Republicans are increasingly divided over the issue of whether members of Donald Trump's presidential campaign made illegal contact with Russia and if a special prosecutor should be appointed over Attorney General Jeff Sessions to investigate such allegations.
Former Trump campaign manager Corey Lewandowski told “Fox News Sunday” that he has confidence in Sessions, a Trump campaign supporter and former Alabama senator, and his judgment.
“If he wants to investigate this under the Department of Justice, that’s his prerogative,” Lewandowski said. “I have the utmost confidence in Attorney General Sessions. If he believes there is something there, he will investigate that. I think he is completely capable and competent to do so. … and I would leave it in his hands.”
Lewandowski’s comments follow California Rep. Darrell Issa telling HBO’s “Real Time with Bill Maher” on Friday that neither Sessions nor a deputy, who would both be Trump appointees, should handle such a probe.
On Sunday, Issa, a Trump supporter and a former chairman of the House Committee on Oversight and Government Reform, told Fox News that Trump is “a president whom I trust” but that a special prosecutor should handle the probe so Americans can feel assured.
“Openness and transparency are the best way,” Issa said.
The U.S. intelligence committee has concluded that Russia meddled in the 2016 White House race, in which Trump defeated Democrat Hillary Clinton, whose campaign was the target of an email hacking.

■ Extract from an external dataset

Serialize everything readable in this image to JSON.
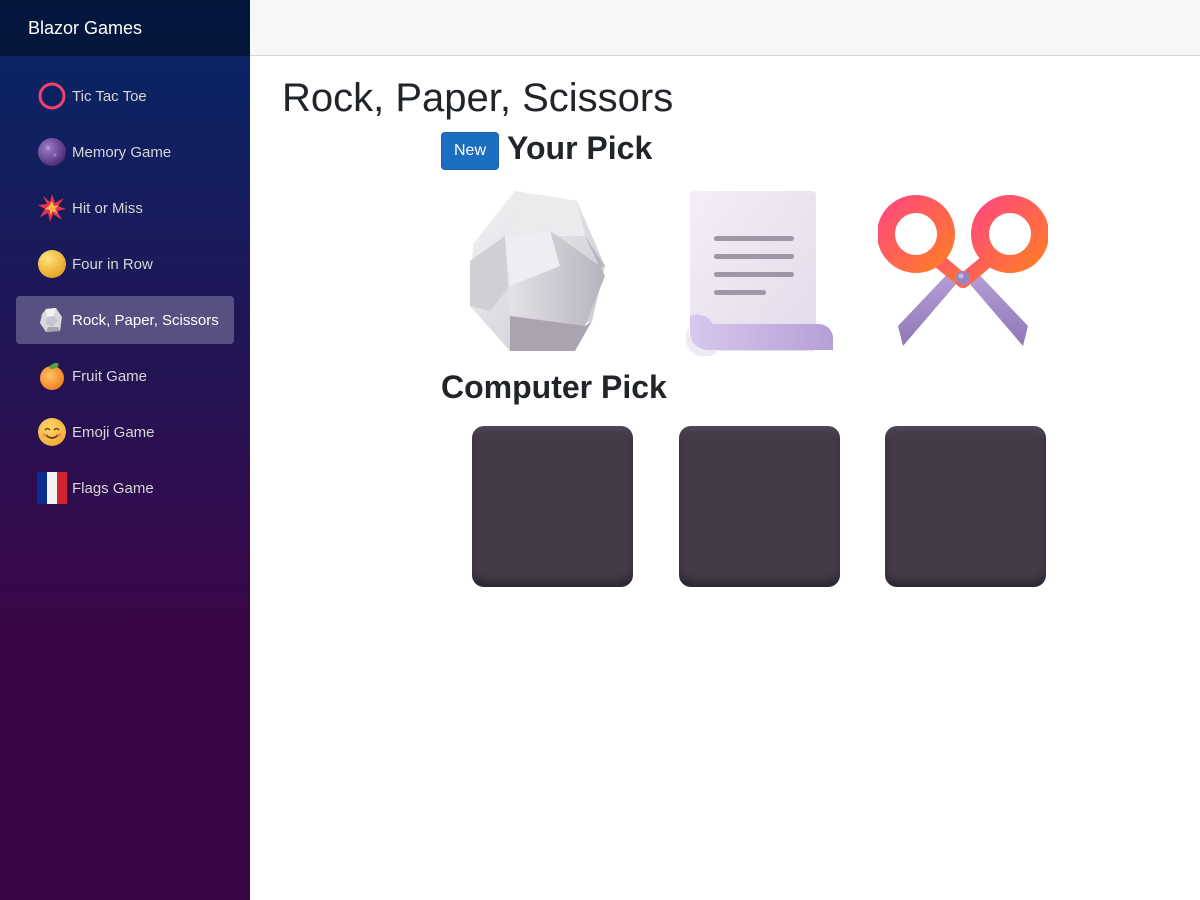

Trump has denied a connection to Russian President Vladimir Putin. And Lewandowski on Sunday denied “never, ever" having had contact with Russian officials or having knowledge of anybody on the campaign doing so.

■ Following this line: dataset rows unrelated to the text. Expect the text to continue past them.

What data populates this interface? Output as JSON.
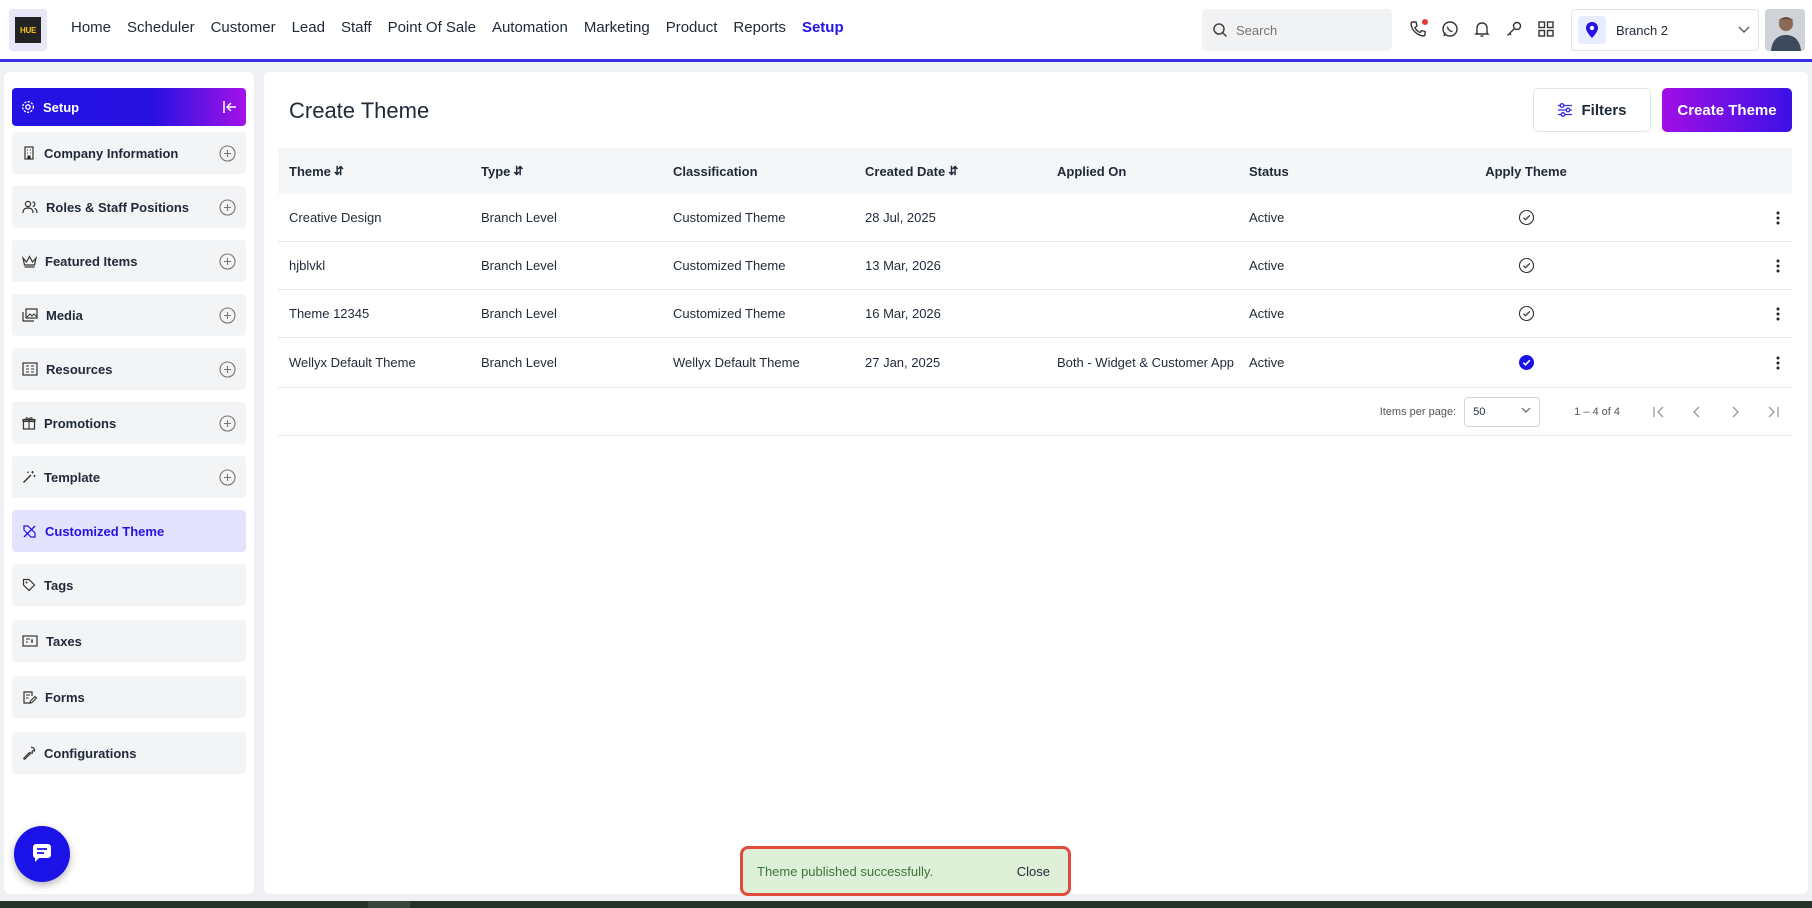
{
  "topnav": {
    "logo_text": "HUE",
    "items": [
      {
        "label": "Home"
      },
      {
        "label": "Scheduler"
      },
      {
        "label": "Customer"
      },
      {
        "label": "Lead"
      },
      {
        "label": "Staff"
      },
      {
        "label": "Point Of Sale"
      },
      {
        "label": "Automation"
      },
      {
        "label": "Marketing"
      },
      {
        "label": "Product"
      },
      {
        "label": "Reports"
      },
      {
        "label": "Setup"
      }
    ],
    "active_item": "Setup",
    "search": {
      "placeholder": "Search"
    },
    "branch": {
      "label": "Branch 2"
    },
    "accent_color": "#2412e6"
  },
  "sidebar": {
    "header": {
      "label": "Setup"
    },
    "items": [
      {
        "label": "Company Information",
        "icon": "building-icon",
        "expandable": true
      },
      {
        "label": "Roles & Staff Positions",
        "icon": "users-icon",
        "expandable": true
      },
      {
        "label": "Featured Items",
        "icon": "crown-icon",
        "expandable": true
      },
      {
        "label": "Media",
        "icon": "images-icon",
        "expandable": true
      },
      {
        "label": "Resources",
        "icon": "resources-icon",
        "expandable": true
      },
      {
        "label": "Promotions",
        "icon": "gift-icon",
        "expandable": true
      },
      {
        "label": "Template",
        "icon": "magic-wand-icon",
        "expandable": true
      },
      {
        "label": "Customized Theme",
        "icon": "ruler-pencil-icon",
        "expandable": false,
        "active": true
      },
      {
        "label": "Tags",
        "icon": "tag-icon",
        "expandable": false
      },
      {
        "label": "Taxes",
        "icon": "tax-icon",
        "expandable": false
      },
      {
        "label": "Forms",
        "icon": "form-icon",
        "expandable": false
      },
      {
        "label": "Configurations",
        "icon": "wrench-icon",
        "expandable": false
      }
    ]
  },
  "main": {
    "title": "Create Theme",
    "filters_label": "Filters",
    "create_label": "Create Theme",
    "columns": [
      "Theme",
      "Type",
      "Classification",
      "Created Date",
      "Applied On",
      "Status",
      "Apply Theme"
    ],
    "sortable_columns": [
      "Theme",
      "Type",
      "Created Date"
    ],
    "rows": [
      {
        "theme": "Creative Design",
        "type": "Branch Level",
        "classification": "Customized Theme",
        "created": "28 Jul, 2025",
        "applied_on": "",
        "status": "Active",
        "applied": false
      },
      {
        "theme": "hjblvkl",
        "type": "Branch Level",
        "classification": "Customized Theme",
        "created": "13 Mar, 2026",
        "applied_on": "",
        "status": "Active",
        "applied": false
      },
      {
        "theme": "Theme 12345",
        "type": "Branch Level",
        "classification": "Customized Theme",
        "created": "16 Mar, 2026",
        "applied_on": "",
        "status": "Active",
        "applied": false
      },
      {
        "theme": "Wellyx Default Theme",
        "type": "Branch Level",
        "classification": "Wellyx Default Theme",
        "created": "27 Jan, 2025",
        "applied_on": "Both - Widget & Customer App",
        "status": "Active",
        "applied": true
      }
    ],
    "pagination": {
      "items_per_page_label": "Items per page:",
      "items_per_page": "50",
      "range": "1 – 4 of 4"
    }
  },
  "toast": {
    "message": "Theme published successfully.",
    "close_label": "Close"
  }
}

Former Army Lt. Gen. Michael Flynn acknowledged talking to a Russian diplomat before becoming Trump’s national security adviser. However, he was forced to resign a few weeks ago for not telling Vice President Pence about the call.
White House Deputy Press Secretary Sarah Huckabee Sanders said Sunday on ABC's "This Week" that dicussions about Sessions or a special prosecutor wouldn't be appropriate until congressional committees complete their investigations.
Also on Sunday, Arkansas GOP Sen. Tom Cotton, a Trump supporter and member of the Senate Select Committee on Intelligence, cautioned against immediate calls for a special prosecutor.
"I think that's way, way getting ahead of ourselves,” Cotton said on NBC's "Meet the Press." "There are no allegations of any crime occurring. There's not even an indication that there's criminal investigations under way by the FBI.”
However, Cotton left open the possibility of deciding in the future about using a special prosecutor into the matter.